Day 7

Maybe it’s Monday or maybe it’s the weather, but today I’m feeling less grateful and more frustrated.

We have a new volunteer, a lovely woman who normally works as a dentist. While gowning up, she told me that she put herself on the volunteer list over six weeks ago, but was never contacted until she called repeatedly to follow up. She has several friends who are still on that list, but have not been called.

It’s not the first time I’ve heard of people - including people with medical, nursing or PAB experience - trying unsuccessfully to volunteer. But when she said this, something broke inside me. Because when we were first deployed, it was on the assumption - or so we thought - that there was truly no one else available to do this work. And it turns out that’s not quite true. There were - are - qualified people ready and willing to help, who could have allowed at least a few of us to stay in our jobs.

Look, I get it. Vetting and organizing volunteers is hard, especially in a crisis. It’s much easier to use people already on the payroll, people who don’t have a choice or a say in where they go. But administrative ease has a cost.

Right now, the cost is being born by my colleagues who are older, who have asthma and other underlying conditions, whose medical certificates have been refused and who never signed up to put themselves at this much risk. And by the parents of young kids who have chosen to isolate from their families and don’t know when they’ll see them again, because our assignments have no timeline. And by all of us whose careers and lives are upside down.
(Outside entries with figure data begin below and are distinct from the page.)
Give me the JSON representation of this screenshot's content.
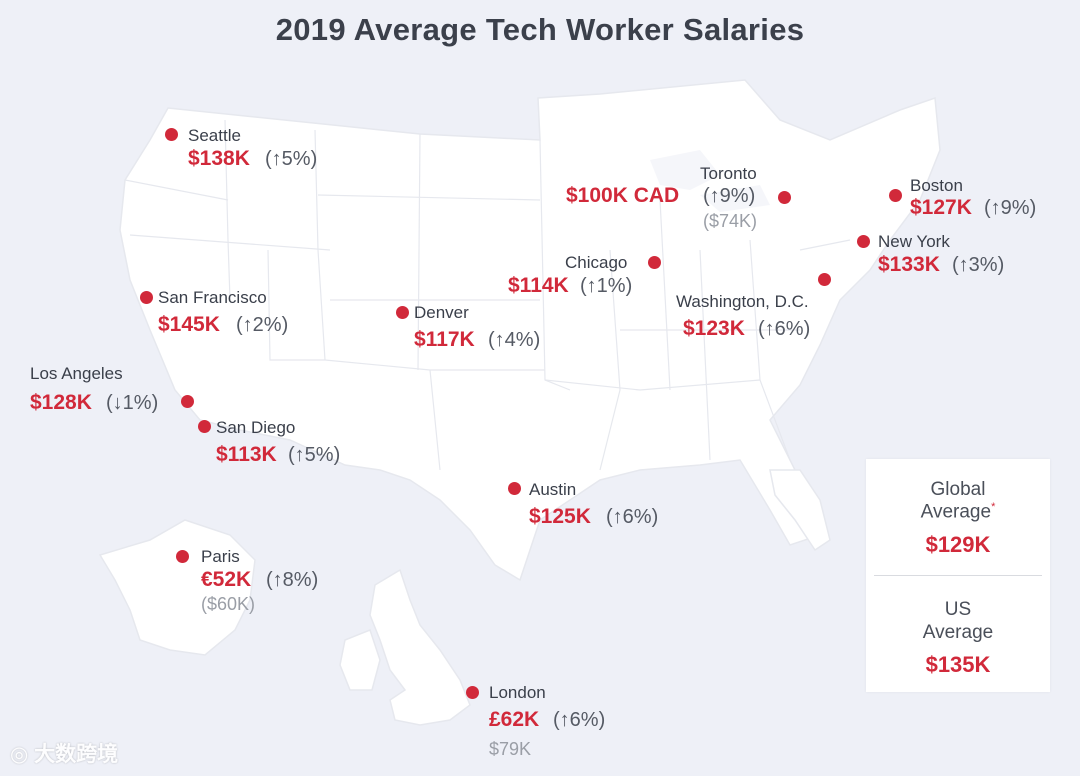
{
  "title": "2019 Average Tech Worker Salaries",
  "colors": {
    "accent": "#d1293a",
    "land": "#ffffff",
    "background": "#eef0f7",
    "border": "#e2e4ea"
  },
  "cities": [
    {
      "key": "seattle",
      "name": "Seattle",
      "salary": "$138K",
      "change": "(↑5%)"
    },
    {
      "key": "san-francisco",
      "name": "San Francisco",
      "salary": "$145K",
      "change": "(↑2%)"
    },
    {
      "key": "los-angeles",
      "name": "Los Angeles",
      "salary": "$128K",
      "change": "(↓1%)"
    },
    {
      "key": "san-diego",
      "name": "San Diego",
      "salary": "$113K",
      "change": "(↑5%)"
    },
    {
      "key": "denver",
      "name": "Denver",
      "salary": "$117K",
      "change": "(↑4%)"
    },
    {
      "key": "chicago",
      "name": "Chicago",
      "salary": "$114K",
      "change": "(↑1%)"
    },
    {
      "key": "toronto",
      "name": "Toronto",
      "salary": "$100K CAD",
      "change": "(↑9%)",
      "converted": "($74K)"
    },
    {
      "key": "boston",
      "name": "Boston",
      "salary": "$127K",
      "change": "(↑9%)"
    },
    {
      "key": "new-york",
      "name": "New York",
      "salary": "$133K",
      "change": "(↑3%)"
    },
    {
      "key": "washington-dc",
      "name": "Washington, D.C.",
      "salary": "$123K",
      "change": "(↑6%)"
    },
    {
      "key": "austin",
      "name": "Austin",
      "salary": "$125K",
      "change": "(↑6%)"
    },
    {
      "key": "paris",
      "name": "Paris",
      "salary": "€52K",
      "change": "(↑8%)",
      "converted": "($60K)"
    },
    {
      "key": "london",
      "name": "London",
      "salary": "£62K",
      "change": "(↑6%)",
      "converted": "$79K"
    }
  ],
  "averages": {
    "global": {
      "label_line1": "Global",
      "label_line2": "Average",
      "asterisk": "*",
      "value": "$129K"
    },
    "us": {
      "label_line1": "US",
      "label_line2": "Average",
      "value": "$135K"
    }
  },
  "watermark": "大数跨境"
}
And for what? To be repurposed for roles where we’re neither particularly qualified nor especially useful. PPE policing is a noble calling, but literally anyone can do it. I would know; I’m literally anyone.
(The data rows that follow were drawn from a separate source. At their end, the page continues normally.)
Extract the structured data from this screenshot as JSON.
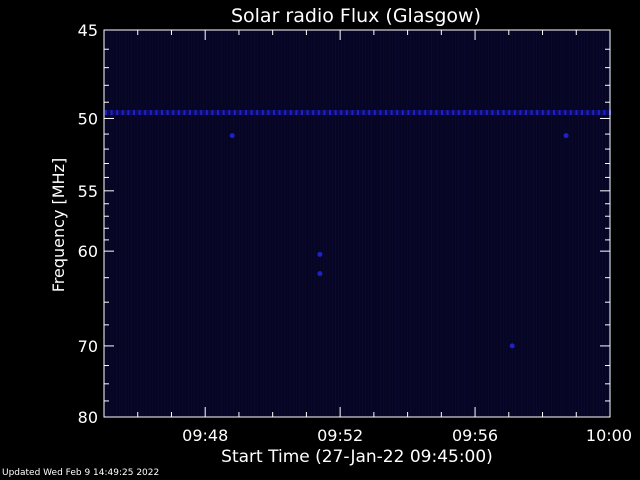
{
  "chart_data": {
    "type": "heatmap",
    "title": "Solar radio Flux (Glasgow)",
    "xlabel": "Start Time (27-Jan-22 09:45:00)",
    "ylabel": "Frequency [MHz]",
    "x_ticks": [
      "09:48",
      "09:52",
      "09:56",
      "10:00"
    ],
    "x_tick_minutes": [
      3,
      7,
      11,
      15
    ],
    "xlim_minutes_after_start": [
      0,
      15
    ],
    "y_ticks": [
      45,
      50,
      55,
      60,
      70,
      80
    ],
    "ylim": [
      45,
      80
    ],
    "y_scale": "reciprocal",
    "background_color": "#000000",
    "plot_color": "#060624",
    "signal_color": "#2020c8",
    "features": {
      "band_frequency_mhz": 49.6,
      "spots": [
        {
          "minute": 3.8,
          "mhz": 51.1
        },
        {
          "minute": 13.7,
          "mhz": 51.1
        },
        {
          "minute": 6.4,
          "mhz": 60.3
        },
        {
          "minute": 6.4,
          "mhz": 62.1
        },
        {
          "minute": 12.1,
          "mhz": 70.0
        }
      ]
    }
  },
  "footer": "Updated Wed Feb  9 14:49:25 2022"
}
Here’s another cost: when we were deployed, we left behind caseloads and waiting lists overflowing with clients whose needs have not evaporated. The day I got the call, I was at the office, unable to see clients in person but busy attending school meetings remotely, calling to check up on families, delivering home programs and working on resources for tele-therapy. I stayed until 6pm that day, trying to manage the most urgent concerns, knowing that the next day my clients would reach only an out-of office voicemail, and for how long? I know I’m not alone in this. One of my fellow workers confided that at the end of his shift he goes home to respond to work emails, because he works with at-risk youth and he’s afraid they’ll have no one else to turn to. “Non-essential” is a subjective term.
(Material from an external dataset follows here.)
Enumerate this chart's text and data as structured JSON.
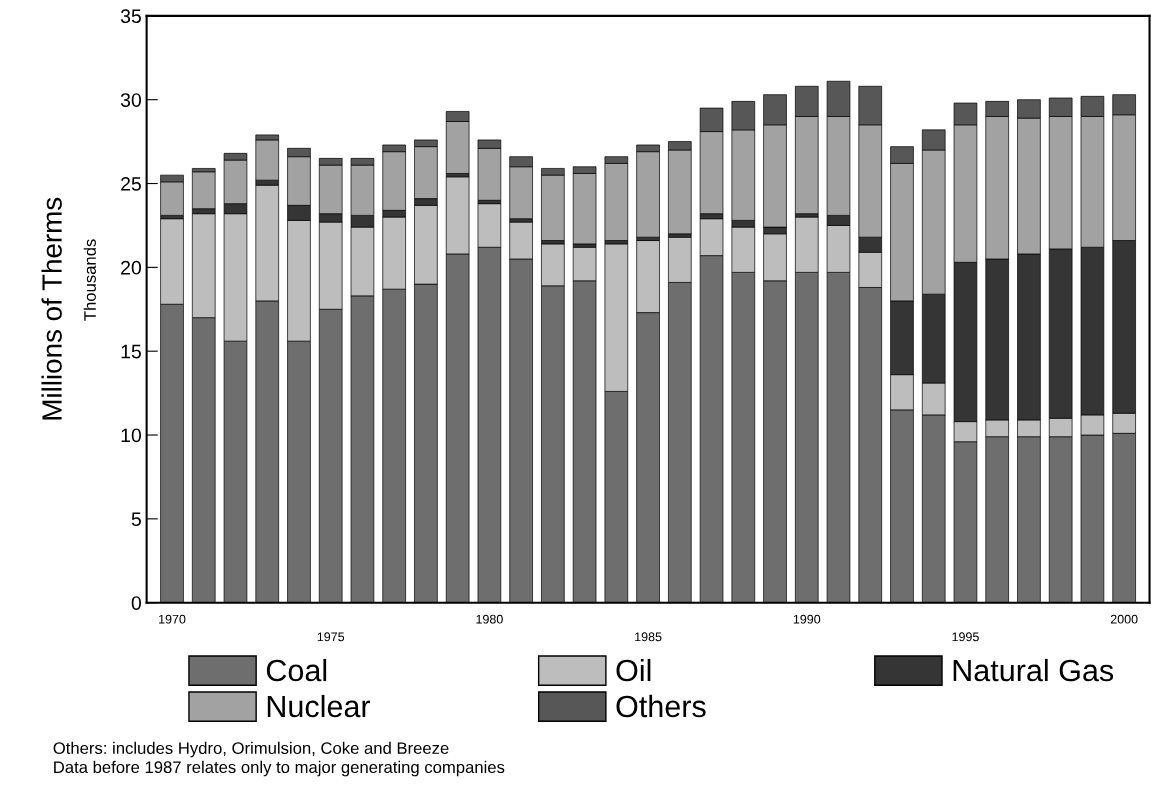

Yet we’ll keep coming in. We will cry quietly in our cars and then show up for our shifts, smile under our masks and do whatever needs to be done.

And in the end, that’s the real reason we’ve been called on: because we’re healthcare workers, and this is what we do. We chose our professions because we lack the ability to look suffering in the face and walk the other way.

It’s nice when this quality feels appreciated. It’s less nice when it feels exploited and expendable.